Eros é o cimento do Universo. Se quiséssemos encontrar-lhe um equivalente contemporâneo, ele estaria certamente no sonho da Física contemporânea de conseguir uma teoria da unificação das quatro forças fundamentais – gravitacional, electromagnética, nuclear fraca e nuclear forte. Hesíodo atribui a Eros a força que dá coesão a toda a matéria como muito bem expressa Erixímaco no discurso d’O Banquete:
Que o Amor seja de duas espécies, eis uma distinção a meu ver bem feita. Todavia, longe de limitar-se às almas dos homens e ter por motivo a beleza humana, há uma imensidade de outras coisas que o motivam e outros seres onde se manifesta – nos corpos de todos os seres vivos, nas plantas nascidas da terra e, a bem dizer, em tudo o que existe! (Platão, p. 47)

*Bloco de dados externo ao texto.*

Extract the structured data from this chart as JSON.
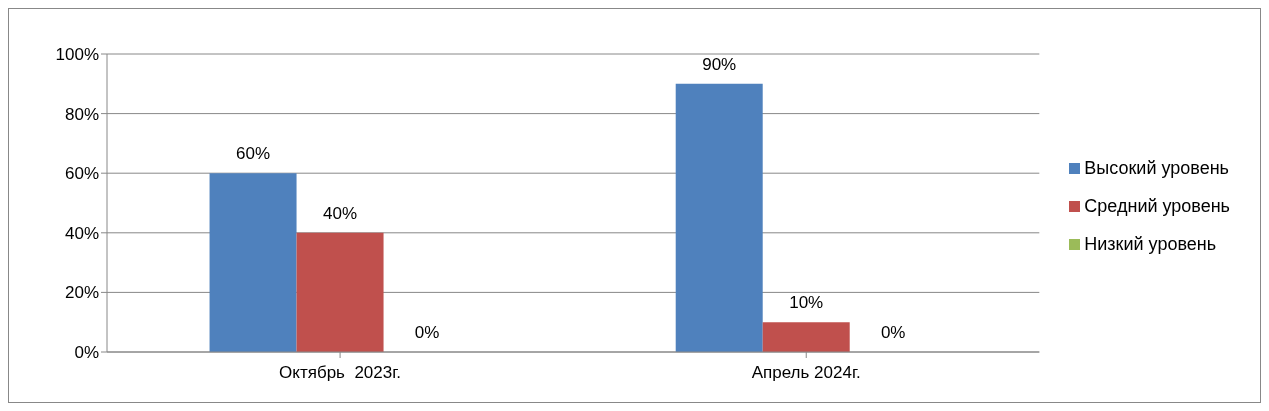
{
  "chart_data": {
    "type": "bar",
    "categories": [
      "Октябрь  2023г.",
      "Апрель 2024г."
    ],
    "series": [
      {
        "name": "Высокий уровень",
        "color": "#4f81bd",
        "values": [
          60,
          90
        ],
        "value_labels": [
          "60%",
          "90%"
        ]
      },
      {
        "name": "Средний уровень",
        "color": "#c0504d",
        "values": [
          40,
          10
        ],
        "value_labels": [
          "40%",
          "10%"
        ]
      },
      {
        "name": "Низкий уровень",
        "color": "#9bbb59",
        "values": [
          0,
          0
        ],
        "value_labels": [
          "0%",
          "0%"
        ]
      }
    ],
    "ylim": [
      0,
      100
    ],
    "yticks": [
      {
        "value": 0,
        "label": "0%"
      },
      {
        "value": 20,
        "label": "20%"
      },
      {
        "value": 40,
        "label": "40%"
      },
      {
        "value": 60,
        "label": "60%"
      },
      {
        "value": 80,
        "label": "80%"
      },
      {
        "value": 100,
        "label": "100%"
      }
    ],
    "grid": "y",
    "legend": "right"
  }
}
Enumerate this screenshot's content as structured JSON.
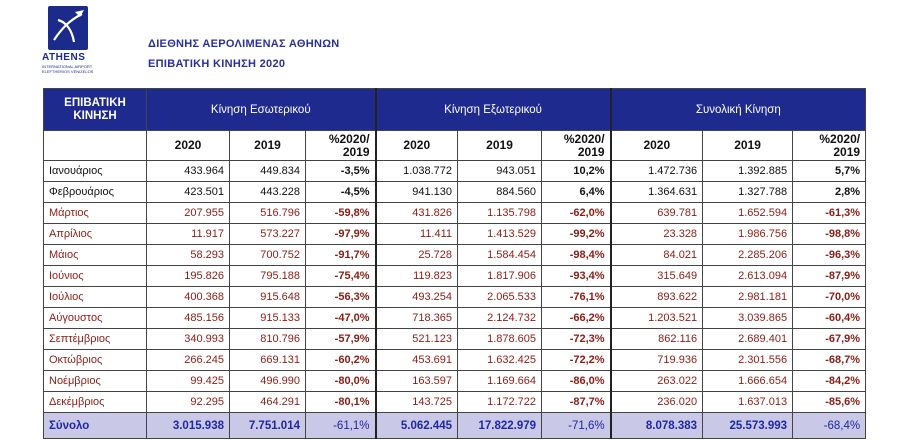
{
  "logo": {
    "name": "ATHENS",
    "sub1": "INTERNATIONAL AIRPORT",
    "sub2": "ELEFTHERIOS VENIZELOS"
  },
  "titles": {
    "line1": "ΔΙΕΘΝΗΣ ΑΕΡΟΛΙΜΕΝΑΣ ΑΘΗΝΩΝ",
    "line2": "ΕΠΙΒΑΤΙΚΗ ΚΙΝΗΣΗ 2020"
  },
  "table": {
    "corner": [
      "ΕΠΙΒΑΤΙΚΗ",
      "ΚΙΝΗΣΗ"
    ],
    "groups": [
      "Κίνηση Εσωτερικού",
      "Κίνηση Εξωτερικού",
      "Συνολική Κίνηση"
    ],
    "sub": {
      "y2020": "2020",
      "y2019": "2019",
      "pct1": "%2020/",
      "pct2": "2019"
    },
    "rows": [
      {
        "m": "Ιανουάριος",
        "c": [
          "433.964",
          "449.834",
          "-3,5%",
          "1.038.772",
          "943.051",
          "10,2%",
          "1.472.736",
          "1.392.885",
          "5,7%"
        ]
      },
      {
        "m": "Φεβρουάριος",
        "c": [
          "423.501",
          "443.228",
          "-4,5%",
          "941.130",
          "884.560",
          "6,4%",
          "1.364.631",
          "1.327.788",
          "2,8%"
        ]
      },
      {
        "m": "Μάρτιος",
        "c": [
          "207.955",
          "516.796",
          "-59,8%",
          "431.826",
          "1.135.798",
          "-62,0%",
          "639.781",
          "1.652.594",
          "-61,3%"
        ]
      },
      {
        "m": "Απρίλιος",
        "c": [
          "11.917",
          "573.227",
          "-97,9%",
          "11.411",
          "1.413.529",
          "-99,2%",
          "23.328",
          "1.986.756",
          "-98,8%"
        ]
      },
      {
        "m": "Μάιος",
        "c": [
          "58.293",
          "700.752",
          "-91,7%",
          "25.728",
          "1.584.454",
          "-98,4%",
          "84.021",
          "2.285.206",
          "-96,3%"
        ]
      },
      {
        "m": "Ιούνιος",
        "c": [
          "195.826",
          "795.188",
          "-75,4%",
          "119.823",
          "1.817.906",
          "-93,4%",
          "315.649",
          "2.613.094",
          "-87,9%"
        ]
      },
      {
        "m": "Ιούλιος",
        "c": [
          "400.368",
          "915.648",
          "-56,3%",
          "493.254",
          "2.065.533",
          "-76,1%",
          "893.622",
          "2.981.181",
          "-70,0%"
        ]
      },
      {
        "m": "Αύγουστος",
        "c": [
          "485.156",
          "915.133",
          "-47,0%",
          "718.365",
          "2.124.732",
          "-66,2%",
          "1.203.521",
          "3.039.865",
          "-60,4%"
        ]
      },
      {
        "m": "Σεπτέμβριος",
        "c": [
          "340.993",
          "810.796",
          "-57,9%",
          "521.123",
          "1.878.605",
          "-72,3%",
          "862.116",
          "2.689.401",
          "-67,9%"
        ]
      },
      {
        "m": "Οκτώβριος",
        "c": [
          "266.245",
          "669.131",
          "-60,2%",
          "453.691",
          "1.632.425",
          "-72,2%",
          "719.936",
          "2.301.556",
          "-68,7%"
        ]
      },
      {
        "m": "Νοέμβριος",
        "c": [
          "99.425",
          "496.990",
          "-80,0%",
          "163.597",
          "1.169.664",
          "-86,0%",
          "263.022",
          "1.666.654",
          "-84,2%"
        ]
      },
      {
        "m": "Δεκέμβριος",
        "c": [
          "92.295",
          "464.291",
          "-80,1%",
          "143.725",
          "1.172.722",
          "-87,7%",
          "236.020",
          "1.637.013",
          "-85,6%"
        ]
      }
    ],
    "total": {
      "m": "Σύνολο",
      "c": [
        "3.015.938",
        "7.751.014",
        "-61,1%",
        "5.062.445",
        "17.822.979",
        "-71,6%",
        "8.078.383",
        "25.573.993",
        "-68,4%"
      ]
    }
  },
  "colors": {
    "header_bg": "#1f2a8f",
    "total_bg": "#c9c8e6",
    "decline_text": "#8a1d14",
    "total_text": "#1e27a8"
  }
}
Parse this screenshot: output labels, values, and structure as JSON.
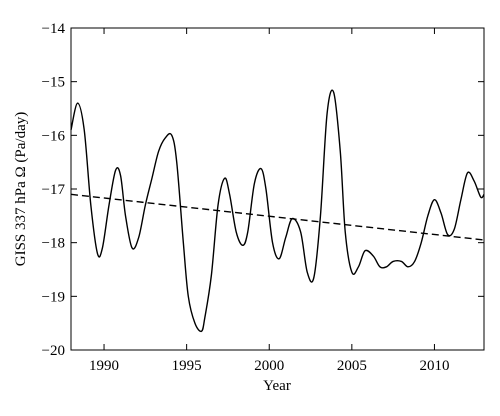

Aqui Erixímaco refere-se à oposição entre a Afrodite celeste e a Afrodite popular, a que é filha do Céu e a que é filha de Zeus. Uma protagoniza uma forma de amor superior que ultrapassa o desejo centrado no corpo e procura a alma do outro; a outra corresponde ao protótipo venusiano de amor físico de que já falámos. É, pois, uma oposição similar à que um orador anterior, Fedro, apresentara, entre Eros e Afrodite.
Embora na maior parte dos mitos, Eros apareça como um ser extremamente belo, filho de Afrodite, n'O Banquete, ressalta sobretudo a incompletude, a carência, que o leva à procura da ligação amorosa. É esse sentimento de falta que caracteriza o próprio amor, tanto na alegoria de Aristófanes, que faz o amor surgir precisamente entre as metades de um ser originalmente completo, fracturado por Zeus, como na análise de Sócrates em que o Amor é um ser carente de beleza e a procura desesperadamente.
Aristófanes esclarece que os seres originais eram de três géneros – masculino, feminino e andrógino -, permitindo assim explicar porque é que alguns procuram metades do mesmo género. Sócrates, no seu discurso, inverte o estilo mais comum nos diálogos, ao apresentar-se como a personagem que é inquirida, dando protagonismo a Diotima, uma mulher sábia que o conduz à conclusão de que a beleza e a sabedoria não são atributos necessários de Eros, ou Amor. Pelo contrário, Eros, filho do Engenho e da Pobreza, estaria numa constante situação de carência e, ao contrário dos deuses imortais, estava condenado para toda a eternidade a mortes e ressurreições cíclicas. Só se ama o que não se tem e quando se alcança a satisfação, graças ao engenho, logo o amor desaparece e morre, para ressurgir numa nova situação de falta.
Sócrates tenta depurar o sentido do amor de todas os outros sentidos que vulgarmente o acompanham, sobretudo, a beleza, tentando chegar assim a um conceito perfeito do amor.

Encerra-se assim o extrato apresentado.